L’idée de mettre en valeur les marqueurs territoriaux du quartier émane du rapport de l’OCPM de mars 2020. Les commissaires faisaient essentiellement référence au silo no 5 et à l’enseigne iconique Farine Five Roses, au pont Victoria, au port, à l’arche des silos au-dessus de la rue Mill, ou encore à la Cité du Havre.

Dans le cahier de préparation aux ateliers de l’Institut du Nouveau Monde, la liste des marqueurs a été allongée pour inclure le silo P&H Milling (24 mètres de haut) qui trône au milieu du terrain de la SIC.

PHOTO EDOUARD PLANTE-FRÉCHETTE, LA PRESSE

Dans le cahier de préparation aux ateliers de l’Institut du Nouveau Monde, la liste des marqueurs a été allongée pour inclure le silo P&H Milling (24 mètres de haut) qui trône au milieu du terrain de la Société immobilière du Canada.

L’un des objectifs de l’aménagement du territoire, selon le cahier de préparation, est de « préserver les panoramas et les vues d’intérêt en encadrant la hauteur et la volumétrie des constructions afin de maintenir de la dominance des marqueurs territoriaux dans le paysage ».

Ni M. Bronfman ni son Groupe baseball Montréal n’apparaît sur la liste des invités que la Ville a transmise à La Presse.
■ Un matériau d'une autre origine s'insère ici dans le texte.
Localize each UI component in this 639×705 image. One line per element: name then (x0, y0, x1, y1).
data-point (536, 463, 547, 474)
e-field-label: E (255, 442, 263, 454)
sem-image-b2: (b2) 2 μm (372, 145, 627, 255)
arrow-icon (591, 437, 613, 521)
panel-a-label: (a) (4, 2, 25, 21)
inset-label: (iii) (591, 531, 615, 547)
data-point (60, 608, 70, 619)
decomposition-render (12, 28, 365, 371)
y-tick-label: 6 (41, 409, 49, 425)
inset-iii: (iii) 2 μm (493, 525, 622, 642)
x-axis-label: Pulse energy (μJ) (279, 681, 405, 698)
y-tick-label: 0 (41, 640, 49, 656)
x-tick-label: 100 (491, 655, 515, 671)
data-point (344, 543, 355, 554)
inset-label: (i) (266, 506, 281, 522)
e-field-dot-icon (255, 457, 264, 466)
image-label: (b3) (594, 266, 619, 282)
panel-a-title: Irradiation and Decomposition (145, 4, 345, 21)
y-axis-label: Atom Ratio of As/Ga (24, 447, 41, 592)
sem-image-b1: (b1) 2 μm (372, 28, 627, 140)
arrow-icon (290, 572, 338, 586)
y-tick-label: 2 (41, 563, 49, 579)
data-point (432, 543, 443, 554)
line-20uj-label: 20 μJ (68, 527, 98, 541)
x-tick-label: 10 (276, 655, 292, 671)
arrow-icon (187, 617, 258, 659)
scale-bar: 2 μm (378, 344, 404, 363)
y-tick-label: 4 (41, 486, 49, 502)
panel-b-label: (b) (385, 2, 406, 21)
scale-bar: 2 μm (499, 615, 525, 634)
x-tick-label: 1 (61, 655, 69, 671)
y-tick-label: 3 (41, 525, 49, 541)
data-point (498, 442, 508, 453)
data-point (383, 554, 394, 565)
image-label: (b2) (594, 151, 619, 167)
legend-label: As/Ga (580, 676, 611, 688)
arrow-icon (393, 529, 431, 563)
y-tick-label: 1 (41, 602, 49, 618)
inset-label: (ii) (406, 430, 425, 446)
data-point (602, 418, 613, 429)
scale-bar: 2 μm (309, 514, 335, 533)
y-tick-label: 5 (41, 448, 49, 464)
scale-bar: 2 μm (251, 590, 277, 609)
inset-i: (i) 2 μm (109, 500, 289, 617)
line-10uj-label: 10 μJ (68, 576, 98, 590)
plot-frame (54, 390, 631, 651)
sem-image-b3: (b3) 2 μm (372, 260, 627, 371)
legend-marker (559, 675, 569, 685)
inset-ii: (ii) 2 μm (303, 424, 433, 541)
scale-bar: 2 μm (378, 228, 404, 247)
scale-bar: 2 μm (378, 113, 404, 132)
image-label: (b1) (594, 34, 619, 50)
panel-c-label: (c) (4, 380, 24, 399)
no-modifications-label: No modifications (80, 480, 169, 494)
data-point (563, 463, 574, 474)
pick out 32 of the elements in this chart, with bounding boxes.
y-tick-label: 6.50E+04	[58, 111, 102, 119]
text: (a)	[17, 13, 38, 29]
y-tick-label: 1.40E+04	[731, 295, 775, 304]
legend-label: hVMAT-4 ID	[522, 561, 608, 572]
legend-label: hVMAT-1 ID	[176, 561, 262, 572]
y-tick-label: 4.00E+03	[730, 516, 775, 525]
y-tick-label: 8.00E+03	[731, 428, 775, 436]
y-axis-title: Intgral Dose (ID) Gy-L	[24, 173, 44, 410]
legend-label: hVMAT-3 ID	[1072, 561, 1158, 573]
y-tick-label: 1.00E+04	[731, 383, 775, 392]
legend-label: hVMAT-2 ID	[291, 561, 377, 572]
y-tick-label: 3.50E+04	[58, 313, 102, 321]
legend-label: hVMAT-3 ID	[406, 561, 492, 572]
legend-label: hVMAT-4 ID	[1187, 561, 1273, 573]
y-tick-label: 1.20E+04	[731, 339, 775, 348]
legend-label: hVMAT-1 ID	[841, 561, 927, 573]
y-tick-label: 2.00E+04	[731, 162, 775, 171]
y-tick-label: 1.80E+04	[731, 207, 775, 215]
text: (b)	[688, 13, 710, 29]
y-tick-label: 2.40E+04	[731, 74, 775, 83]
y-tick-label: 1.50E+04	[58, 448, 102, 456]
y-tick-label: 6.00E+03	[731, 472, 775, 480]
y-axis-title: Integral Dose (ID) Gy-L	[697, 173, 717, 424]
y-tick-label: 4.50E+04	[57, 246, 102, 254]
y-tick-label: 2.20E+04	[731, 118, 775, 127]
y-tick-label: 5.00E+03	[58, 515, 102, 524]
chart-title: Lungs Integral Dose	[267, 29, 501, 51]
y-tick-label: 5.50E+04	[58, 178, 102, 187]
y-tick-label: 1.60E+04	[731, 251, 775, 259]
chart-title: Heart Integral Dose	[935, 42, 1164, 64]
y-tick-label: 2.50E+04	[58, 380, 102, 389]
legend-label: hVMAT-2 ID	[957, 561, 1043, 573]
Après vérifications, la Ville assure que le groupe a reçu une invitation. Selon nos informations, le Groupe baseball Montréal n’a pas participé aux ateliers. Nos tentatives mardi après-midi de joindre le porte-parole Daniel Granger n’ont pas eu immédiatement de suite.

Joint au téléphone, le Groupe Devimco, qui contrôle des terrains dans le secteur et qui figure sur la liste des invités, a confirmé sa participation aux ateliers, mais ne veut pas faire des commentaires pour le moment.